— Что же?
Повернувшись на стуле, она взглянула прямо на него:
— Не похожи вы на человека, который посылает фальшивые штрафы.
— Почему это?
— Это ребячество, — сказала она, — а ребяческого в вас мало.
Шон передернул плечами. Его опыт говорил о том, что ребячество раньше или позже может проявить каждый. Особенно это характерно для тех, кто попал в западню, — тогда в ребячестве видишь отдушину.
За этот год с лишним он ни с кем не говорил о Лорен: ни с родителями, ни с немногими своими друзьями, ни даже с их штатным психоаналитиком, о котором как бы между прочим, но не без задней мысли, заговорил его командир, как только на службе стало известно о том, что Лорен ушла от него.

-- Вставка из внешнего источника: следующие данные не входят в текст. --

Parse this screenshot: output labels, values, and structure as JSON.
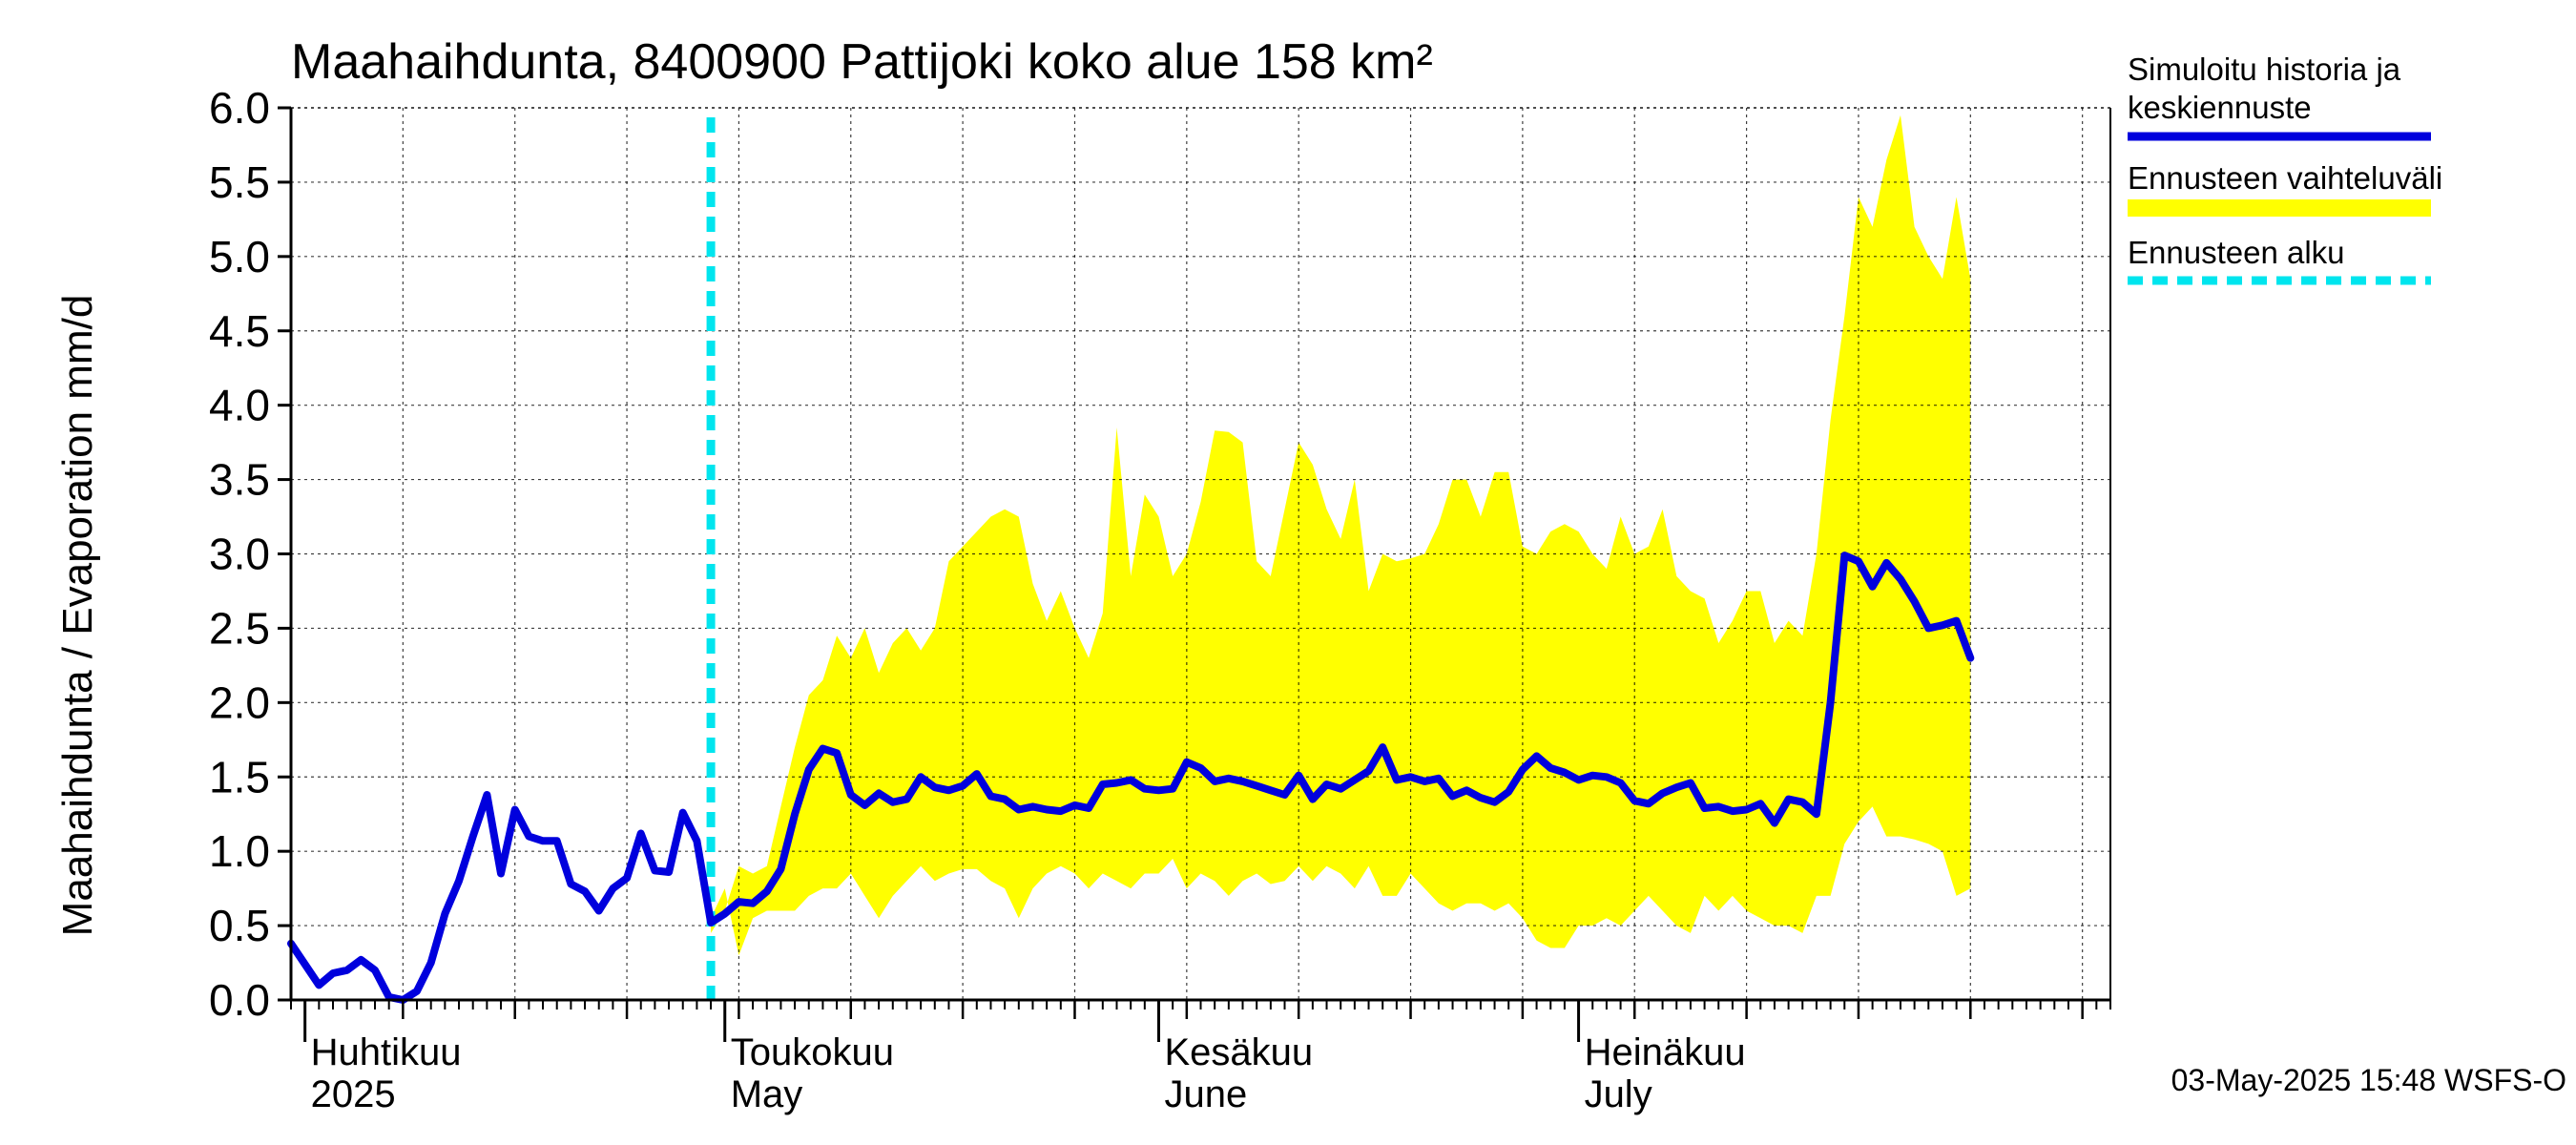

Но сейчас в Аннабет, малознакомой женщине, которую постигла утрата, он уловил осторожное сочувствие к его собственной утрате, потребность знать о ней или разделять ее, потребность, как ощущал Шон, увериться в том, что не одна она страдает.
— Моя жена — администратор передвижных театров, — спокойно пояснил он, — и менеджер антреприз, понимаете? В прошлом году по стране ездил «Король танца», где менеджером была она. В таком вот духе. А в этом году это, кажется, «Анни хватает пистолет». Строго говоря, я не совсем уверен, с чем именно она разъезжает в этом году. Странная мы были пара — я имею в виду, в смысле профессий. Можно ли представить себе занятия более противоположные?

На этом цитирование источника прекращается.